French fashion stylist and model

Baroness Marie Liliane Matilda d'Erlanger, later Princess Jean-Louis de Faucigny-Lucinge (1901–1945), nicknamed "Baba", together with Paula Gellibrand, "the Gellibrand", were known as "The Twins" and became Cecil Beaton's models. Baba was also the Gellibrand's fashion stylist and she is considered a style icon of the 1920s.

==Biography==
Marie Liliane Matilda, Baroness d'Erlanger, was born in 1901, the daughter of Baron Emile Beaumont d'Erlanger and Marie-Rose Antoinette Catherine de Robert d'Acquéria de Rochegude. Her siblings were: Robert "Robin" Emile Frédéric d'Erlanger Regis; Sir Gerard John Regis Leo d´Erlanger; and Bianca d'Erlanger. Born in France, she was educated in England.

She became a lifelong friend of Paula Gellibrand, "the Gellibrand", who became Cecil Beaton's favorite model.

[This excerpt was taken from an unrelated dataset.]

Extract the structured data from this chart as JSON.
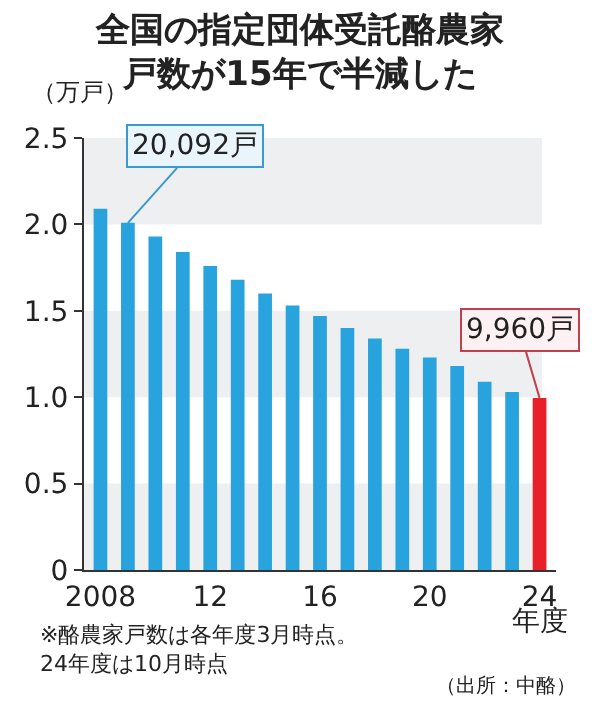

Baba became her fashion stylist and they were so inseparable that became known as "The Twins". In 1919 Augustus John painted the portrait Portrait of Baronne Baba d'Erlanger (1901–1945) and Miss Paula Gellibrand (1898–1964). It was commissioned by Freddie Guest, Winston Churchill's cousin, who, at the time, had an affair with Gellibrand. In March 1923 she was the bridesmaid to Gellibrand when she married the Marques de Casa Maury.

On 14 November 1923 Baba married Prince Jean-Louis de Faucigny-Lucinge, a French aristocrat, descendant of Louis IX of France. She is the mother of Isabel Catherine Emilie Ratisbonne De Ravenel (b. 1925); Ariel Marie Roberte de Faucigny-Lucinge (b. 1926); Prince de Faucigny-Lucinge. Baba, Princesse de Faucigny-Lucinge, and her husband were patrons of José Maria Sert, Salvador Dalí and Man Ray. Baba's friend of this time was Natalie Paley, cousin of Tsar Nicholas II of Russia and wife of the couturier Lucien Lelong, and Baba became a model for him. About Baba, Cecil Beaton said "Baba d'Erlanger-Lucinge was the first to bring into fashion the exotic, simian grace of the jungle and thereby created an astonishing effect of originality".